Once the health state was mapped, the clinical expert gave a “relevancy score” on a scale of 0 to 10 based on how clinically similar the health state was to the DMD health state: score of 10, absolute relevance; score of < 10 to ≥ 8, substantial relevance; score of < 8 to ≥ 6, moderate relevance; <6 to ≥ 4, fair relevance; and < 4, slight-to-poor relevance. Health states were not specifically restricted to those plausible for a DMD model but had to reflect the signs and/or symptoms that would be relevant to DMD. For example, the multiple sclerosis health state, “relapsing-remitting multiple sclerosis, expanded disability status scale: confined to bed and can still communicate and eat,” had a score of 10 and was mapped to the DMD LNA state. In addition, patients may experience the same condition in multiple DMD health states; therefore, some health states were mapped to ≥ 2 DMD health states. For example, a “gait disturbance” health state from a CEA studying surgical treatments for essential tremor [28] received a relevancy score of 5 for both the EA and LA states. This indicated some ambiguity of the health state being mapped, but general relevance with a DMD health state.

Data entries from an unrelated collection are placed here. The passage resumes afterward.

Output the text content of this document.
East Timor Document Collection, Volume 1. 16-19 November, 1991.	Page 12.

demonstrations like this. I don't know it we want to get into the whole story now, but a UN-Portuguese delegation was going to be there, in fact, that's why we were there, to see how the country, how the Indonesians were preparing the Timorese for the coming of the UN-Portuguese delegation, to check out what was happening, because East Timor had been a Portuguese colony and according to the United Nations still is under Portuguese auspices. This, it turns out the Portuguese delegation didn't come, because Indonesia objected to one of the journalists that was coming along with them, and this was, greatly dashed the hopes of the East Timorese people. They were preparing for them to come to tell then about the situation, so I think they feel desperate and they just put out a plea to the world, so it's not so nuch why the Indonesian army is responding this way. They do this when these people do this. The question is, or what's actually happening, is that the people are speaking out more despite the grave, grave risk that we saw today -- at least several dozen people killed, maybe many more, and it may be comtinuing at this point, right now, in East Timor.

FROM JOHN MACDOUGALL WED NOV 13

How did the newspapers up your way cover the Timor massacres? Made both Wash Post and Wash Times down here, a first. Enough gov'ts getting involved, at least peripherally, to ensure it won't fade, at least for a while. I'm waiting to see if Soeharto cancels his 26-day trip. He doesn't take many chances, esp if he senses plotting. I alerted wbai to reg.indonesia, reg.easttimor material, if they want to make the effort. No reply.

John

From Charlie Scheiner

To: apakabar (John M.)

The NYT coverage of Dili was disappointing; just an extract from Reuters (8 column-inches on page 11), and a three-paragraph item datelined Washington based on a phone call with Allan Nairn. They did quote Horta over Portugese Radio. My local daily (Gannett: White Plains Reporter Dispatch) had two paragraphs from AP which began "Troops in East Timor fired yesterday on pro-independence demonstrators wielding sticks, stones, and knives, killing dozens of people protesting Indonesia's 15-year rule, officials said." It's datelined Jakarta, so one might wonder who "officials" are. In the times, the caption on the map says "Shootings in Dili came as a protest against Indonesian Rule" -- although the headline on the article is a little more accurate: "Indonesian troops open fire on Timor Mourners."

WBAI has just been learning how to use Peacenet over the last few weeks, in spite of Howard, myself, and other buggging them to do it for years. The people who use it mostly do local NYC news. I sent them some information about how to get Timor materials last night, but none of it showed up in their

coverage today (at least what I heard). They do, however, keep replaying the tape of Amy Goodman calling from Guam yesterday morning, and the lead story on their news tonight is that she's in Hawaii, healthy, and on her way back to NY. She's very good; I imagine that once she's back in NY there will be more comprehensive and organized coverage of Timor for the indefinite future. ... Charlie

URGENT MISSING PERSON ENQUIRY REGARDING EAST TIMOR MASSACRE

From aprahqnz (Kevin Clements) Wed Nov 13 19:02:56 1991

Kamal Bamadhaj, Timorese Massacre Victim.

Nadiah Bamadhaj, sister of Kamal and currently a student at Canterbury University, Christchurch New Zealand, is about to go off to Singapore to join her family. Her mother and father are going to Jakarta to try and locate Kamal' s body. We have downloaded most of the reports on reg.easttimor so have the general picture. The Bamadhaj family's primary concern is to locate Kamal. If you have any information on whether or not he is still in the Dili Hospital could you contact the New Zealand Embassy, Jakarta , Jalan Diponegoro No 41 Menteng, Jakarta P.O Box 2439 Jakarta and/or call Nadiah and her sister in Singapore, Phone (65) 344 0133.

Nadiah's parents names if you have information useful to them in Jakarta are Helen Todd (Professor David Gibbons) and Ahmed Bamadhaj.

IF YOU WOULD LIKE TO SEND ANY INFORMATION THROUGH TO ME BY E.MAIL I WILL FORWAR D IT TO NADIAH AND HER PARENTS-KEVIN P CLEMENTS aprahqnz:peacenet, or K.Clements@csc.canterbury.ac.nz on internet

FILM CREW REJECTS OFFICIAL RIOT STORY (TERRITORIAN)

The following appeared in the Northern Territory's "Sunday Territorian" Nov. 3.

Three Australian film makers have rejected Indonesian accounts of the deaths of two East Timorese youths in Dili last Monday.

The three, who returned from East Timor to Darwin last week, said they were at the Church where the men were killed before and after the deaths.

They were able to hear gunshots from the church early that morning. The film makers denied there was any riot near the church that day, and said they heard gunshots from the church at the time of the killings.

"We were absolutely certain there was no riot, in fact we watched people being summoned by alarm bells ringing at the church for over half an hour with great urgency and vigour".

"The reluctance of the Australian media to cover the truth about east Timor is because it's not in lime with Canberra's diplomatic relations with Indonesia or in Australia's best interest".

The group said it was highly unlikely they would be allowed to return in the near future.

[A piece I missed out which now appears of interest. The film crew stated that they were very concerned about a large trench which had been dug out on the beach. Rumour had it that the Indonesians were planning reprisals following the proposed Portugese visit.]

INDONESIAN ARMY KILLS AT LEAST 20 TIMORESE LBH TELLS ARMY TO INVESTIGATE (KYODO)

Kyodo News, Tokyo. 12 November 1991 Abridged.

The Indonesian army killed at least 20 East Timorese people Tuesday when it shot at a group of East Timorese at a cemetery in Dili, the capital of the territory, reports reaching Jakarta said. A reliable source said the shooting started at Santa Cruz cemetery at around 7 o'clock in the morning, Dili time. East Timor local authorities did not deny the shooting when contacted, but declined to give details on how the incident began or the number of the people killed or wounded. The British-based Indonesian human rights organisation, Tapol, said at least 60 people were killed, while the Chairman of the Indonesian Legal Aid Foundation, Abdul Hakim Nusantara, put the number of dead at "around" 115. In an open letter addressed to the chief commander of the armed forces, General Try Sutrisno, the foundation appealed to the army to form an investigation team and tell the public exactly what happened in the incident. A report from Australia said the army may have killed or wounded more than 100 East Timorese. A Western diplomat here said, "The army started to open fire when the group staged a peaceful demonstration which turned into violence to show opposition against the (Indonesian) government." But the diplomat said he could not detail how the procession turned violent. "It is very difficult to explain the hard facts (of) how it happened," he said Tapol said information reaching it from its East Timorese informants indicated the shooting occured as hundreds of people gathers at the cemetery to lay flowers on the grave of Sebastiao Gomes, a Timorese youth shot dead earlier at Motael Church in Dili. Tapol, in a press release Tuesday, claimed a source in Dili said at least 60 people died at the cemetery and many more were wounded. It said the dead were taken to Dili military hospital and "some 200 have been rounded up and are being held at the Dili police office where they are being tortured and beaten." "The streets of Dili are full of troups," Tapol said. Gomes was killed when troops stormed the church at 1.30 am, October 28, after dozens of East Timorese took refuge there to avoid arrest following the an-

These relevancy scores were assigned using subjective, albeit expert, judgment. As a result, the set of health states with relevancy scores of 10 were used in the base case analysis while those with relevancy scores ≥ 8 were used in sensitivity analysis.

Data extraction and statistical analyses

The following data were extracted from each utility record for both analyses: study reference information (e.g., primary author, journal, year of publication), health state, and utility estimate. When available, baseline clinical and demographic characteristics, sample size, utility instrument, and respondent type (i.e., patient, parent/caregiver; and proxy or direct) were also extracted. Data from eligible studies were extracted using Stata® (Version 15.1) [29] and recorded in Microsoft Excel® (2013) [30]. Table S2 provides a detailed list of all data extracted for each identified utility record. After all data were extracted, descriptive statistics were calculated, including mean, median, standard deviation, and interquartile range. Summary statistics were stratified by the four DMD health states.

Results

Analysis One: Health states with utility estimates comparable to DMD health states

Analysis One identified 7,914 potentially relevant utility records; 3,606 (45.6%) were deemed ineligible and excluded from the study (i.e., non-specified health states, disutilities, or duplicate records). The remaining 4,308 (54.4%) unique utility records were included and mapped to the relevant DMD health state based on the utility estimate for each identified health state: EA (0.70–0.76), LA (0.61–0.67), ENA (0.18–0.24), and LNA (0.15–0.21). These utility records were extracted from 2,322 unique CEA studies. Significantly more utility records were identified for the ambulatory phases (EA, n = 2,174; LA, n = 1,841) than for the non-ambulatory phases (ENA, n = 223; LNA, n = 217). Given an overlap between the MCID utility range for the ENA and LNA phases, health states with utility estimates that ranged 0.18 to 0.21 (n = 147) were included in both ENA and LNA datasets.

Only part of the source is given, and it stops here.